Un film molto atteso al Lido, nella sua ottantesima edizione, è sicuramente Maestro di Bradley Cooper, già qui nel 2018 con “A Star is Born”. Però questa volta l’opera del regista/attore americano è in concorso. Lo stesso Cooper, che non è potuto sbarcare in laguna, per i noti motivi sindacali legati allo sciopero degli attori, ha voluto preventivamente testare l’audio della Sala Grande della Mostra di Venezia. Perché il suo è un film sul potere della musica legata al grande cinema. Non ha voluto far mancare allo spettatore il piacere sopraffino di una narrazione contemplativa, indissolubilmente legata alle opere musicali del grande compositore americano Leonard Bernstein. In questo film biografico, sul primo maestro d’orchestra nato negli States da genitori ebrei, si ripercorrono trent’anni di grandi successi, ma anche di grandi tormenti, soprattutto famigliari. Bernstein è l’autore delle musiche del famoso musical West Side Story. Qui, la vita dell’autore, è vista attraverso la meravigliosa e contrastata storia d’amore con la moglie Felicia Montealegre. Interpretata da una struggente e già in odore di Oscar Carey Mulligan. Il compositore è interpretato dallo stesso Cooper, con una vistosa protesi al naso, secondo noi ingiustamente criticata fin dalla prime riprese del film, Migliora la sua regia il buon Bradley (rispetto ad E’ nata una stella) e confeziona un film convincente, infarcito di ottimi piani sequenza ed armoniche carrellate, che ricordano il grande cinema classico americano. Non mancano però sequenze intime e cariche di emotività. Insomma un film ottimamente confezionato da ogni punto di vista, che ha il pregio di non essere agiografico.

Della trama abbiamo già parlato abbondantemente qui sopra, rimane solo da dire che il matrimonio tra Bernstein e Felicia Montealegre fu molto duraturo: 25 anni vissuti appassionatamente con al seguito 3 figli.

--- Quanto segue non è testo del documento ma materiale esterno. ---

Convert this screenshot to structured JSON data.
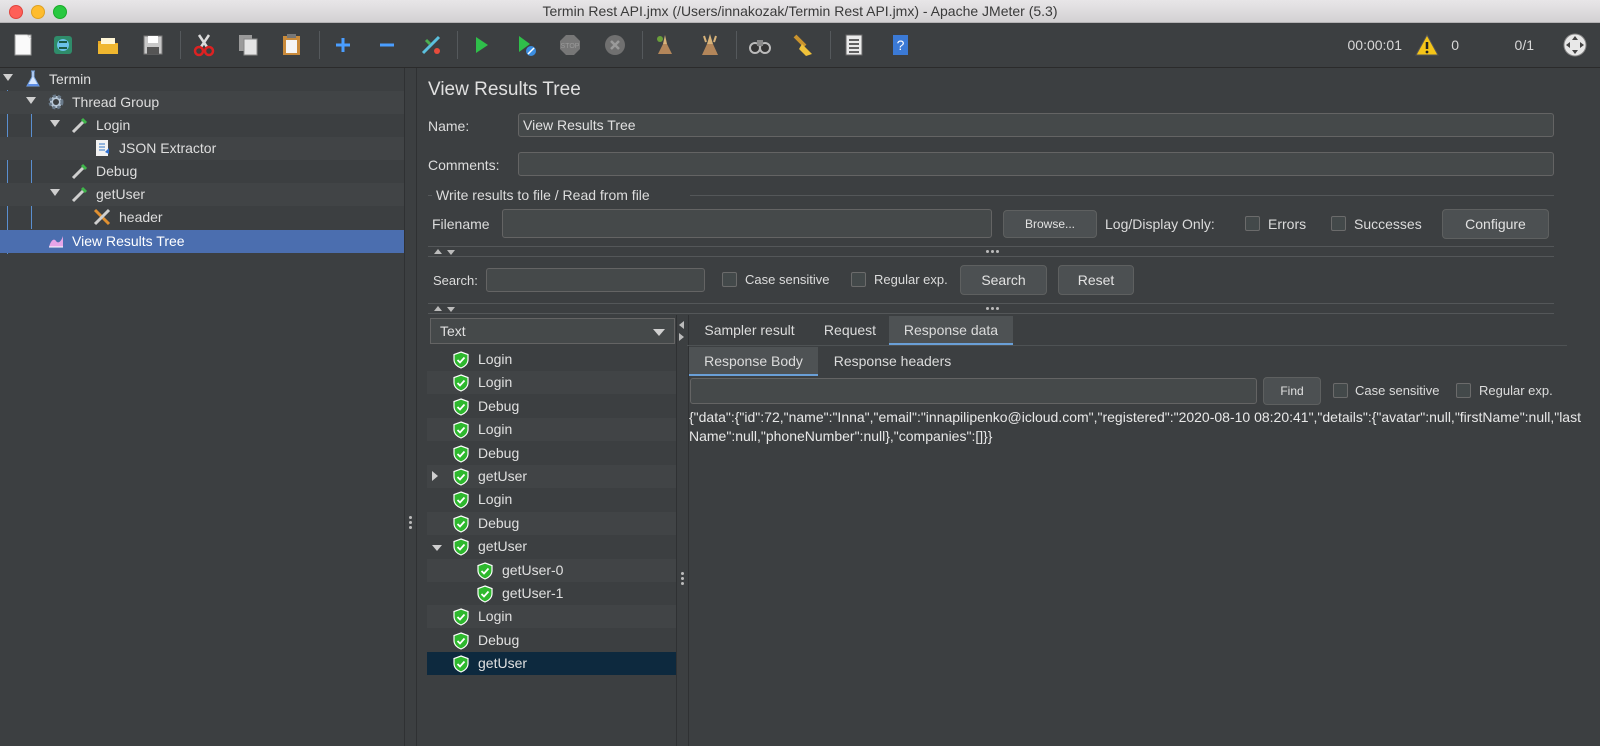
{
  "window": {
    "title": "Termin Rest API.jmx (/Users/innakozak/Termin Rest API.jmx) - Apache JMeter (5.3)"
  },
  "toolbar": {
    "items": [
      "new-icon",
      "templates-icon",
      "open-icon",
      "save-icon",
      "cut-icon",
      "copy-icon",
      "paste-icon",
      "expand-icon",
      "collapse-icon",
      "toggle-icon",
      "start-icon",
      "start-no-pauses-icon",
      "stop-icon",
      "shutdown-icon",
      "clear-icon",
      "clear-all-icon",
      "search-icon",
      "reset-search-icon",
      "function-helper-icon",
      "help-icon"
    ],
    "elapsed": "00:00:01",
    "warnings": "0",
    "threads": "0/1"
  },
  "tree": {
    "nodes": [
      {
        "label": "Termin",
        "icon": "test-plan-icon"
      },
      {
        "label": "Thread Group",
        "icon": "gear-icon"
      },
      {
        "label": "Login",
        "icon": "sampler-icon"
      },
      {
        "label": "JSON Extractor",
        "icon": "extractor-icon"
      },
      {
        "label": "Debug",
        "icon": "sampler-icon"
      },
      {
        "label": "getUser",
        "icon": "sampler-icon"
      },
      {
        "label": "header",
        "icon": "tools-icon"
      },
      {
        "label": "View Results Tree",
        "icon": "listener-icon"
      }
    ]
  },
  "panel": {
    "title": "View Results Tree",
    "name_label": "Name:",
    "name_value": "View Results Tree",
    "comments_label": "Comments:",
    "comments_value": "",
    "file_group_title": "Write results to file / Read from file",
    "filename_label": "Filename",
    "filename_value": "",
    "browse_label": "Browse...",
    "log_display_label": "Log/Display Only:",
    "errors_label": "Errors",
    "successes_label": "Successes",
    "configure_label": "Configure"
  },
  "search": {
    "label": "Search:",
    "value": "",
    "case_sensitive_label": "Case sensitive",
    "regex_label": "Regular exp.",
    "search_button": "Search",
    "reset_button": "Reset"
  },
  "results": {
    "renderer": "Text",
    "items": [
      {
        "label": "Login",
        "status": "success"
      },
      {
        "label": "Login",
        "status": "success"
      },
      {
        "label": "Debug",
        "status": "success"
      },
      {
        "label": "Login",
        "status": "success"
      },
      {
        "label": "Debug",
        "status": "success"
      },
      {
        "label": "getUser",
        "status": "success",
        "expandable": "collapsed"
      },
      {
        "label": "Login",
        "status": "success"
      },
      {
        "label": "Debug",
        "status": "success"
      },
      {
        "label": "getUser",
        "status": "success",
        "expandable": "expanded"
      },
      {
        "label": "getUser-0",
        "status": "success"
      },
      {
        "label": "getUser-1",
        "status": "success"
      },
      {
        "label": "Login",
        "status": "success"
      },
      {
        "label": "Debug",
        "status": "success"
      },
      {
        "label": "getUser",
        "status": "success",
        "selected": "true"
      }
    ]
  },
  "detail": {
    "tabs": [
      "Sampler result",
      "Request",
      "Response data"
    ],
    "active_tab": "Response data",
    "subtabs": [
      "Response Body",
      "Response headers"
    ],
    "active_subtab": "Response Body",
    "find_value": "",
    "find_button": "Find",
    "case_sensitive_label": "Case sensitive",
    "regex_label": "Regular exp.",
    "response_body": "{\"data\":{\"id\":72,\"name\":\"Inna\",\"email\":\"innapilipenko@icloud.com\",\"registered\":\"2020-08-10 08:20:41\",\"details\":{\"avatar\":null,\"firstName\":null,\"lastName\":null,\"phoneNumber\":null},\"companies\":[]}}"
  },
  "colors": {
    "background": "#3c3f41",
    "selection": "#4b6eaf",
    "success": "#2eb82e",
    "result_selection": "#0d293e"
  }
}
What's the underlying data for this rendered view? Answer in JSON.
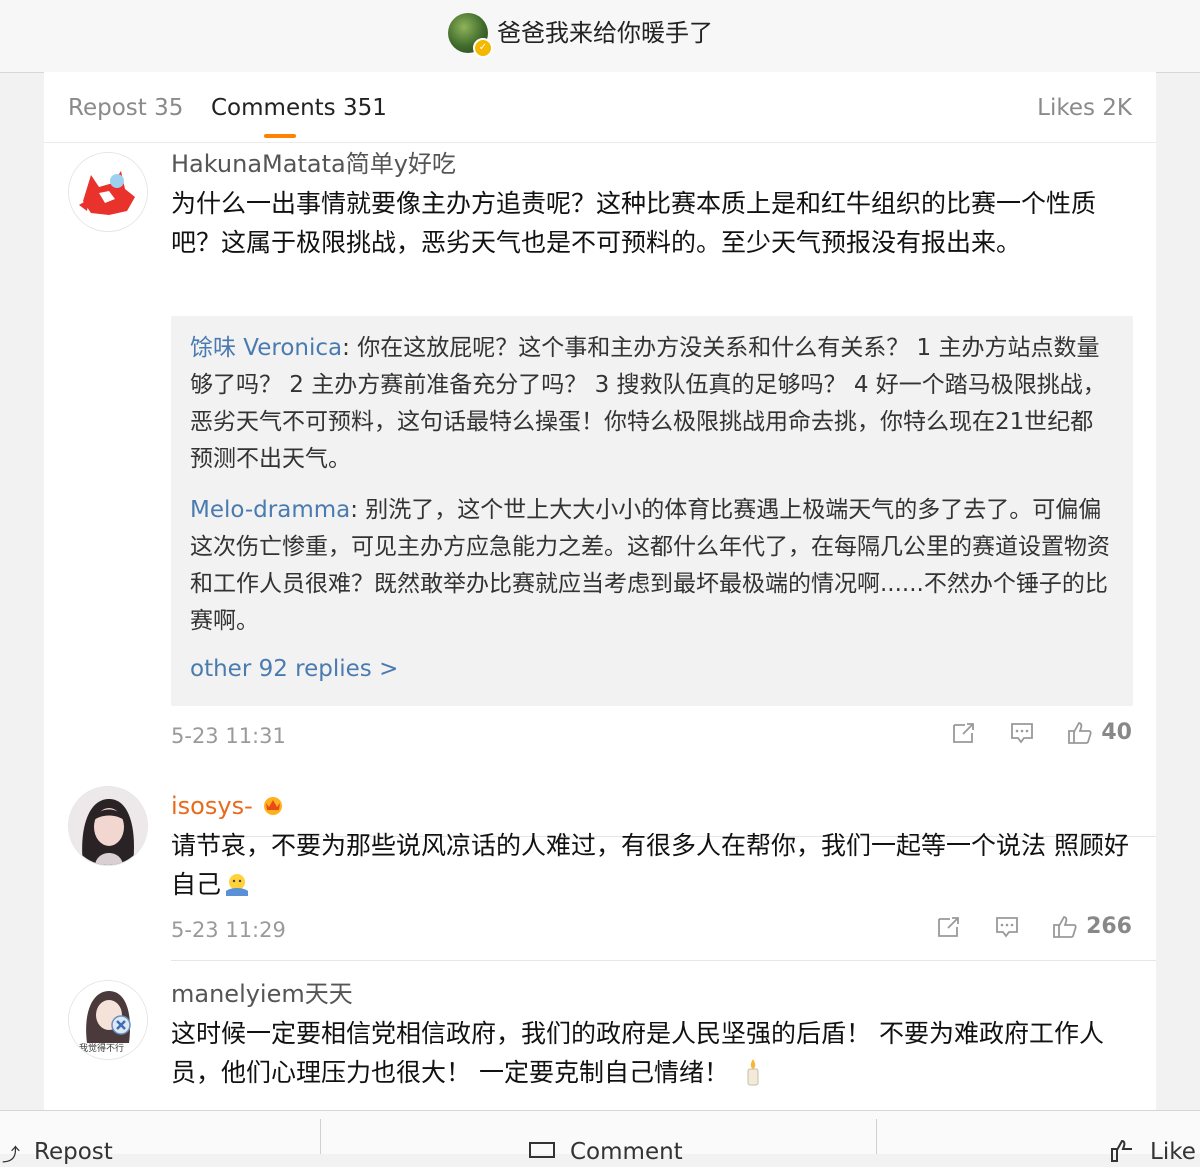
{
  "header": {
    "title": "爸爸我来给你暖手了"
  },
  "tabs": {
    "repost": "Repost 35",
    "comments": "Comments 351",
    "likes": "Likes 2K"
  },
  "comments": [
    {
      "user": "HakunaMatata简单y好吃",
      "text": "为什么一出事情就要像主办方追责呢？这种比赛本质上是和红牛组织的比赛一个性质吧？这属于极限挑战，恶劣天气也是不可预料的。至少天气预报没有报出来。",
      "replies": [
        {
          "name": "馀味 Veronica",
          "text": ": 你在这放屁呢？这个事和主办方没关系和什么有关系？ 1 主办方站点数量够了吗？ 2 主办方赛前准备充分了吗？ 3 搜救队伍真的足够吗？ 4 好一个踏马极限挑战，恶劣天气不可预料，这句话最特么操蛋！你特么极限挑战用命去挑，你特么现在21世纪都预测不出天气。"
        },
        {
          "name": "Melo-dramma",
          "text": ": 别洗了，这个世上大大小小的体育比赛遇上极端天气的多了去了。可偏偏这次伤亡惨重，可见主办方应急能力之差。这都什么年代了，在每隔几公里的赛道设置物资和工作人员很难？既然敢举办比赛就应当考虑到最坏最极端的情况啊......不然办个锤子的比赛啊。"
        }
      ],
      "more_replies": "other 92 replies >",
      "time": "5-23 11:31",
      "likes": "40"
    },
    {
      "user": "isosys-",
      "text": "请节哀，不要为那些说风凉话的人难过，有很多人在帮你，我们一起等一个说法 照顾好自己",
      "time": "5-23 11:29",
      "likes": "266"
    },
    {
      "user": "manelyiem天天",
      "text": "这时候一定要相信党相信政府，我们的政府是人民坚强的后盾！ 不要为难政府工作人员，他们心理压力也很大！ 一定要克制自己情绪！",
      "avatar_caption": "我觉得不行"
    }
  ],
  "bottom_bar": {
    "repost": "Repost",
    "comment": "Comment",
    "like": "Like"
  },
  "colors": {
    "accent_orange": "#ff8200",
    "link_blue": "#4a7bb0",
    "vip_name_orange": "#e86b1c"
  },
  "icons": [
    "verified-badge-icon",
    "repost-icon",
    "comment-icon",
    "thumbs-up-icon",
    "vip-crown-icon",
    "shrug-emoji-icon",
    "candle-emoji-icon"
  ]
}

Amore il loro molto inquieto vista l’omosessualità del musicista. Passione ed ostilità riprese da una fotografia (Matthew Libatique) con colori saturi. In principio però il racconto è coronato da un bianco e nero, che sa di Hollywood anni 30’, dove lo script mischia vertiginosamente musica e vita quotidiana.

Bradley Cooper nella sua direzione artistica predilige soffermarsi con la camera da presa sul punto di vista di Felicia. Anche il manifesto originale ne è la testimonianza. il biopic è travolto, con lo scorrere della pellicola, dai drammi famigliari e il lungometraggio cambia genere. Il drammatico mixato con il sentimentale prende il sopravvento. Le emozioni si fanno sempre più forti. Come quando, in un finale di un’opera sinfonica, si viene travolti dalla bellezza della musica. Emozioni e musica viaggiano all’unisono. E’ la forza di questo film accurato, molto ben ornato da dolore e luce.

Tutto questo incanto è principalmente dovuto alla profondità drammaturgica, che mettono in scena i due protagonisti. Perché, seppur ottimo tecnicamente, Maestro mette sotto la lente di ingrandimento le persone ed i rapporti umani. E anche se la “Messa” di Bernstein non è alla pari con altre famose ed altisonanti composizioni; Cooper in quella sequenza ci mette l’anima. Ama il suo protagonista e lo fa amare anche a noi seduti in sala. Il trasporto regala al film una forza sincera esaltandone la storia ed i suoi contenuti.

L’uscita italiana è prevista per il 20 Dicembre, proprio a ridosso delle feste natalizie. Si vocifera che avrà una distribuzione limitata al cinema per poi approdare definitivamente sulla piattaforma Netflix.